В зарешеченном окошке задней дверки уже маячило бледное, залитое кровью лицо директора «Золотого дракона». После побоев он немного пришел в себя, однако явно не осознавал всей серьезности произошедшего.
Спустя полчаса бывшего опера волокли по ступенькам горотдела. Во время обыска в ИВС Голенков попытался встать в позу – мол, может быть, объясните причину задержания? И вообще – я ваш коллега, пусть даже и бывший… Так что законы знаю!
Прапорщик, оформлявший Эдика, тоже знал законы. А потому «объяснение причин» произошло в классических милицейских традициях. Обрезком резинового шланга Эдику от души промассажировали эрогенные зоны, после чего спросили: все ли понятно или еще объяснить?
Ночь бывший милиционер провел в одиночной камере, на деревянном помосте у шершавой стены. Его одолевали голодные насекомые. Характерный запах «хаты» напоминал наслоения писсуаров вокзального туалета. Голенков был настолько обескуражен, что даже не мог мало-мальски собраться с мыслями. На первый допрос его вызвали лишь после обеда, когда воля подпольного миллионера была подавлена окончательно.
– Сам начальник горотдела будет допрашивать, – доверительно сообщил сержант-конвоир. – Полковник Коробейник…
– Кто, кто? – Эдуард Иванович не поверил своим ушам. – Полковник? Он ведь подполковник, ОБЭПом командует.
– Позавчера приказ подписали о назначении… По третьей звезде получил. Юрий Васильевич всю ночь квасил по-черному, и сейчас с бодуна, злой, – продолжал словоохотливый сержант, ведя Голенкова знакомыми коридорами. – Так что ты лучше сразу колись, подписывай, чего он захочет. А то отпрессует – свои не узнают!
Остановившись перед дубовой дверью, где в бытность Эдика капитаном Угро действительно заседал начальник ГУВД, конвоир постучал.
– Да… – послышался из-за двери знакомый голос, и только теперь бывший опер вспомнил, что вчера этот же голос скомандовал капитану-гориллоиду из ОМОНа – мол, выметайтесь, у меня в ресторане оперативно-следственные действия.
– Задержанный Голенков по вашему приказанию доставлен! – доложил сержант.
– Давай его сюда…
Открыв дверь, сержант впихнул Эдуарда Ивановича в кабинет.
За начальственным столом восседал Юрий Васильевич Коробейник. Новенькие полковничьи погоны и густой запах перегара свидетельствовали, что сержант-конвоир не соврал. Переведя взгляд влево, к окну, Голенков сперва не поверил увиденному. Зажмурился, прикусил нижнюю губу, открыл глаза… Поняв, что он не галлюцинирует, задержанный прислонился спиной к стене и слабо булькнул горлом.

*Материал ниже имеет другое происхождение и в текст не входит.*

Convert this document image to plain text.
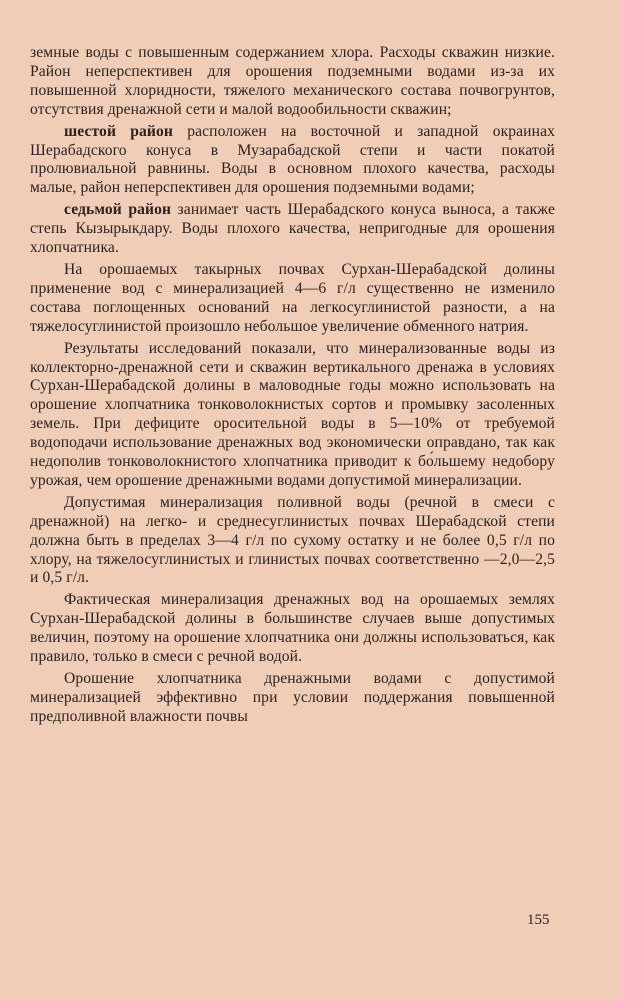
земные воды с повышенным содержанием хлора. Расходы скважин низкие. Район неперспективен для орошения подземными водами из-за их повышенной хлоридности, тяжелого механического состава почвогрунтов, отсутствия дренажной сети и малой водообильности скважин;

шестой район расположен на восточной и западной окраинах Шерабадского конуса в Музарабадской степи и части покатой пролювиальной равнины. Воды в основном плохого качества, расходы малые, район неперспективен для орошения подземными водами;

седьмой район занимает часть Шерабадского конуса выноса, а также степь Кызырыкдару. Воды плохого качества, непригодные для орошения хлопчатника.

На орошаемых такырных почвах Сурхан-Шерабадской долины применение вод с минерализацией 4—6 г/л существенно не изменило состава поглощенных оснований на легкосуглинистой разности, а на тяжелосуглинистой произошло небольшое увеличение обменного натрия.

Результаты исследований показали, что минерализованные воды из коллекторно-дренажной сети и скважин вертикального дренажа в условиях Сурхан-Шерабадской долины в маловодные годы можно использовать на орошение хлопчатника тонковолокнистых сортов и промывку засоленных земель. При дефиците оросительной воды в 5—10% от требуемой водоподачи использование дренажных вод экономически оправдано, так как недополив тонковолокнистого хлопчатника приводит к бо́льшему недобору урожая, чем орошение дренажными водами допустимой минерализации.

Допустимая минерализация поливной воды (речной в смеси с дренажной) на легко- и среднесуглинистых почвах Шерабадской степи должна быть в пределах 3—4 г/л по сухому остатку и не более 0,5 г/л по хлору, на тяжелосуглинистых и глинистых почвах соответственно —2,0—2,5 и 0,5 г/л.

Фактическая минерализация дренажных вод на орошаемых землях Сурхан-Шерабадской долины в большинстве случаев выше допустимых величин, поэтому на орошение хлопчатника они должны использоваться, как правило, только в смеси с речной водой.

Орошение хлопчатника дренажными водами с допустимой минерализацией эффективно при условии поддержания повышенной предполивной влажности почвы

155
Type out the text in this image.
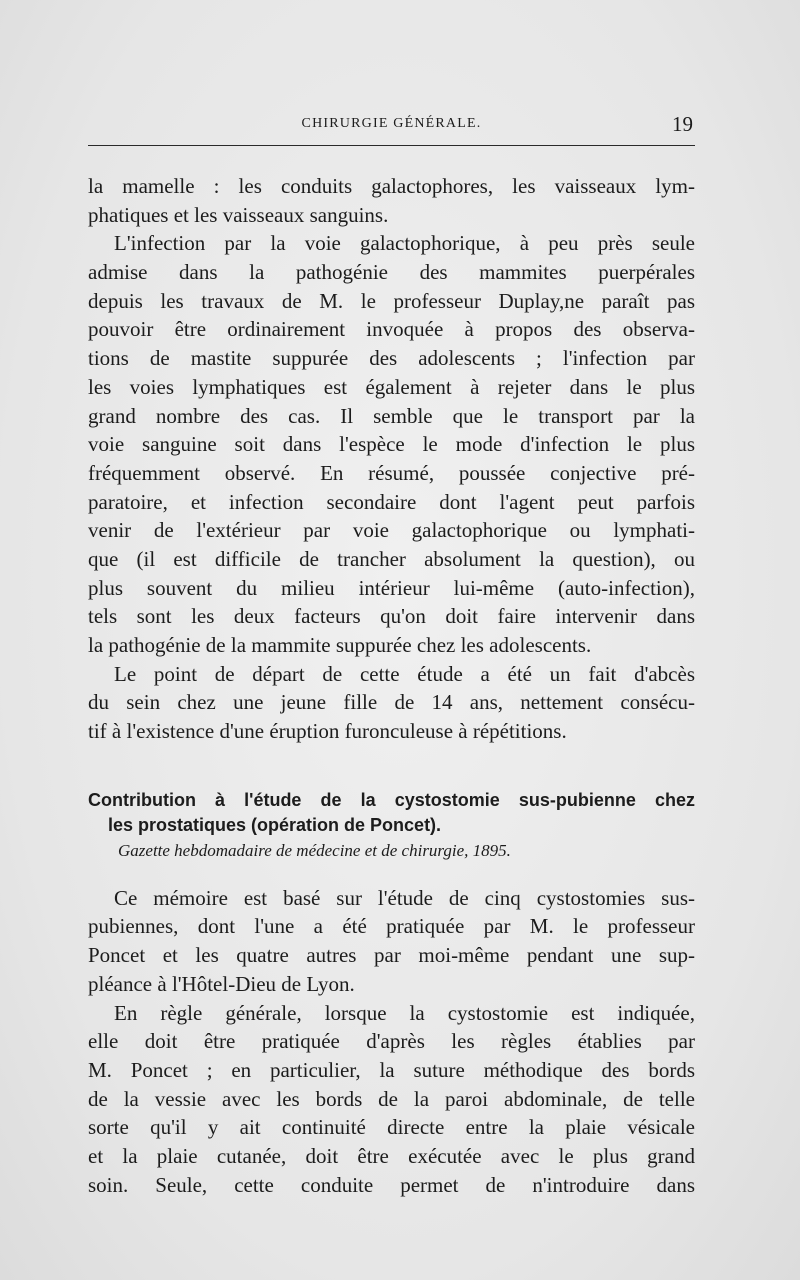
CHIRURGIE GÉNÉRALE.	19
la mamelle : les conduits galactophores, les vaisseaux lym-
phatiques et les vaisseaux sanguins.
L'infection par la voie galactophorique, à peu près seule
admise dans la pathogénie des mammites puerpérales
depuis les travaux de M. le professeur Duplay,ne paraît pas
pouvoir être ordinairement invoquée à propos des observa-
tions de mastite suppurée des adolescents ; l'infection par
les voies lymphatiques est également à rejeter dans le plus
grand nombre des cas. Il semble que le transport par la
voie sanguine soit dans l'espèce le mode d'infection le plus
fréquemment observé. En résumé, poussée conjective pré-
paratoire, et infection secondaire dont l'agent peut parfois
venir de l'extérieur par voie galactophorique ou lymphati-
que (il est difficile de trancher absolument la question), ou
plus souvent du milieu intérieur lui-même (auto-infection),
tels sont les deux facteurs qu'on doit faire intervenir dans
la pathogénie de la mammite suppurée chez les adolescents.
Le point de départ de cette étude a été un fait d'abcès
du sein chez une jeune fille de 14 ans, nettement consécu-
tif à l'existence d'une éruption furonculeuse à répétitions.
Contribution à l'étude de la cystostomie sus-pubienne chez
les prostatiques (opération de Poncet).
Gazette hebdomadaire de médecine et de chirurgie, 1895.
Ce mémoire est basé sur l'étude de cinq cystostomies sus-
pubiennes, dont l'une a été pratiquée par M. le professeur
Poncet et les quatre autres par moi-même pendant une sup-
pléance à l'Hôtel-Dieu de Lyon.
En règle générale, lorsque la cystostomie est indiquée,
elle doit être pratiquée d'après les règles établies par
M. Poncet ; en particulier, la suture méthodique des bords
de la vessie avec les bords de la paroi abdominale, de telle
sorte qu'il y ait continuité directe entre la plaie vésicale
et la plaie cutanée, doit être exécutée avec le plus grand
soin. Seule, cette conduite permet de n'introduire dans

У окна сидела Наташа. Голова ее была забинтована, под глазом чугунела огромная гематома… Однако сомнений быть не могло: это была действительно она.
– Что, муженек? Не ждал? – язвительно спросила «покойница», уставив на Эдика круглые злые глаза болонки.
Поднявшись из-за стола, Наташа коротко просеменила к задержанному и ловко влепила ему пощечину. По выскобленной щеке шлепнуло сыро и звучно.
– Ну ладно, Наташенька, ты ведь в милиции… Выяснение семейных отношений отложи лет на двадцать, – поморщился Коробейник.
– Да я его, подлеца… на парашу отправлю! Он у меня будет в ногах валяться! Он мне всю жизнь исковеркал, я на него лучшие годы потратила! Пока он по тюрьмам да зонам прохлаждался, я его дочь воспитывала! А он, сволочь неблагодарная…
Наташа долго и нудно взывала к закону, требуя правосудия. Голенков смотрел на нее расширенными от удивления глазами – он явно не находил слов. Только теперь ему стала понятна Танина фраза: «Ты мне больше не папа, а я тебе не дочь!..» Стало быть, дочь и жена виделись накануне.